Of the rest of the handful of states with active bills, Washington state’s Washington Privacy Act (WPA) likely stands the best chance of passing into law. WPA would create a similar set of consumer rights compared to CDPA and CCPA/CPRA, garnering support among several high-profile stakeholders, including the state’s big digital players. Though similar bills failed in Washington for the past two legislative sessions, primary bill sponsor Sen. Reuven Carlyle (D) crafted certain alterations that should improve its chances of passage this time around. These include enhanced ability for the Washington Attorney General to enforce the law, as well as additional protections for data generated from contact tracing apps.
Next Patch Up?
Meanwhile, several other states are toiling at various stages of the policy development process, with some surprising players making noise. Oklahoma legislators, for example, are debating whether to approve what would likely constitute the strictest privacy law in the country. The bipartisan Computer Data Privacy Act would require companies to obtain the opt-in consent of users to collect and process personal information. The measure boasts 44 cosponsors, already nearly a majority of Oklahoma’s 101-member House of Representatives, which requires 51 votes for passage. With 31 Republicans and 13 Democrats onboard, this development perhaps presages a new front in the simmering “techlash,” where both parties agree to funnel grievances, thus far limited to platform and censorship issues, into the privacy space.
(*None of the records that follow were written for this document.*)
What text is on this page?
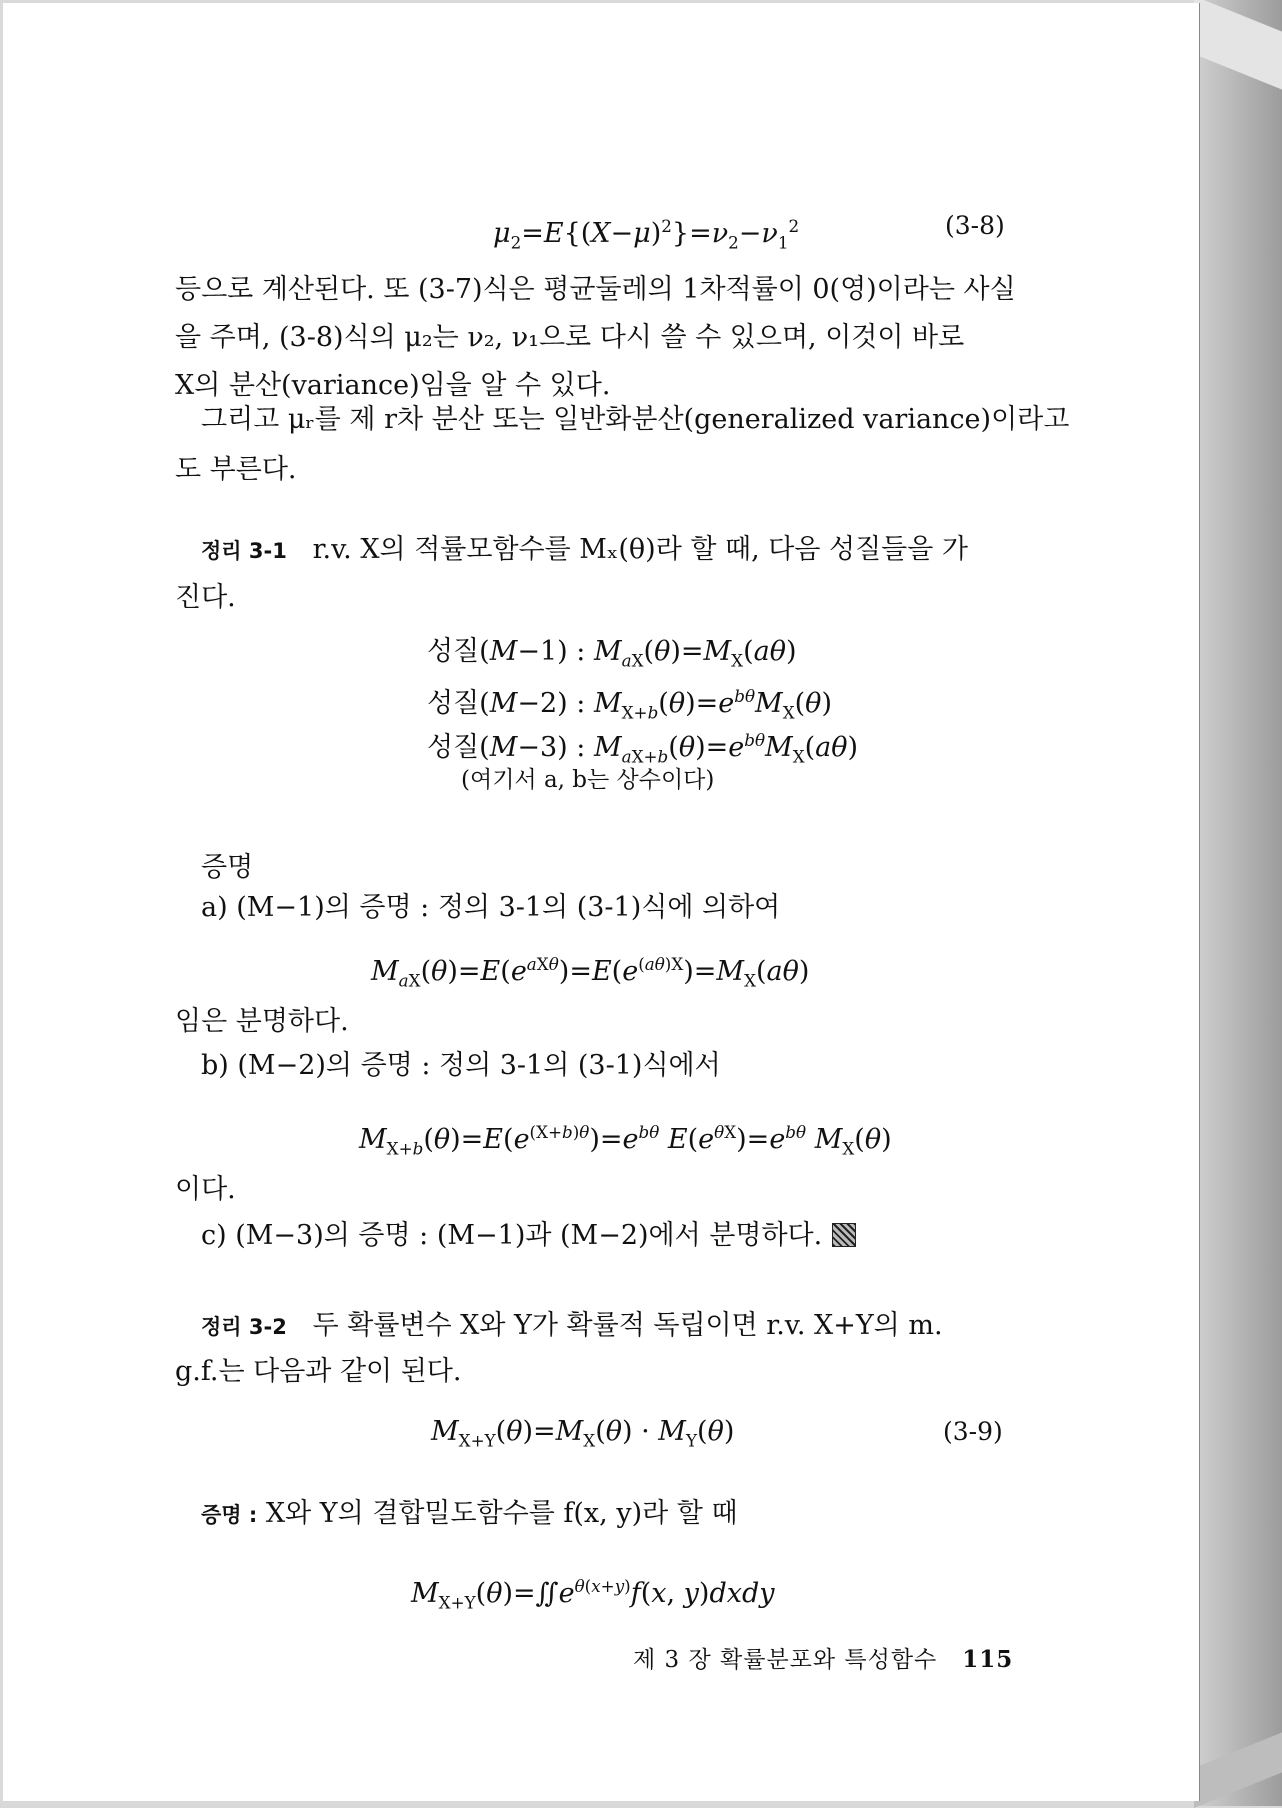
$\mu_2=E\{(X-\mu)^2\}=\nu_2-\nu_1^2$	(3-8)
등으로 계산된다. 또 (3-7)식은 평균둘레의 1차적률이 0(영)이라는 사실
을 주며, (3-8)식의 μ₂는 ν₂, ν₁으로 다시 쓸 수 있으며, 이것이 바로
X의 분산(variance)임을 알 수 있다.
그리고 μᵣ를 제 r차 분산 또는 일반화분산(generalized variance)이라고
도 부른다.
정리 3-1 r.v. X의 적률모함수를 Mₓ(θ)라 할 때, 다음 성질들을 가
진다.
성질(M−1) : $M_{aX}(\theta)=M_X(a\theta)$
성질(M−2) : $M_{X+b}(\theta)=e^{b\theta}M_X(\theta)$
성질(M−3) : $M_{aX+b}(\theta)=e^{b\theta}M_X(a\theta)$
(여기서 a, b는 상수이다)
증명
a) (M−1)의 증명 : 정의 3-1의 (3-1)식에 의하여
$M_{aX}(\theta)=E(e^{aX\theta})=E(e^{(a\theta)X})=M_X(a\theta)$
임은 분명하다.
b) (M−2)의 증명 : 정의 3-1의 (3-1)식에서
$M_{X+b}(\theta)=E(e^{(X+b)\theta})=e^{b\theta}$ $E(e^{\theta X})=e^{b\theta}$ $M_X(\theta)$
이다.
c) (M−3)의 증명 : (M−1)과 (M−2)에서 분명하다.
정리 3-2 두 확률변수 X와 Y가 확률적 독립이면 r.v. X+Y의 m.
g.f.는 다음과 같이 된다.
$M_{X+Y}(\theta)=M_X(\theta) \cdot M_Y(\theta)$	(3-9)
증명 : X와 Y의 결합밀도함수를 f(x, y)라 할 때
$M_{X+Y}(\theta)=∬e^{\theta(x+y)}f(x$, y)dxdy
제 3 장 확률분포와 특성함수 115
If that turns out to be the case beyond Oklahoma, we could be in for a tumultuous 2021, with the resulting pressure on federal lawmakers likely escalating to unsustainable levels.
At this juncture, the exact composition of the emerging privacy patchwork remains unclear, despite its imminent growth. But while a multitude of state privacy laws is certainly not ideal for app developers in the short run, it may be the painful but necessary step to kick-start negotiations at the federal level. As always, we will continue to follow closely and remain a resource in the interim.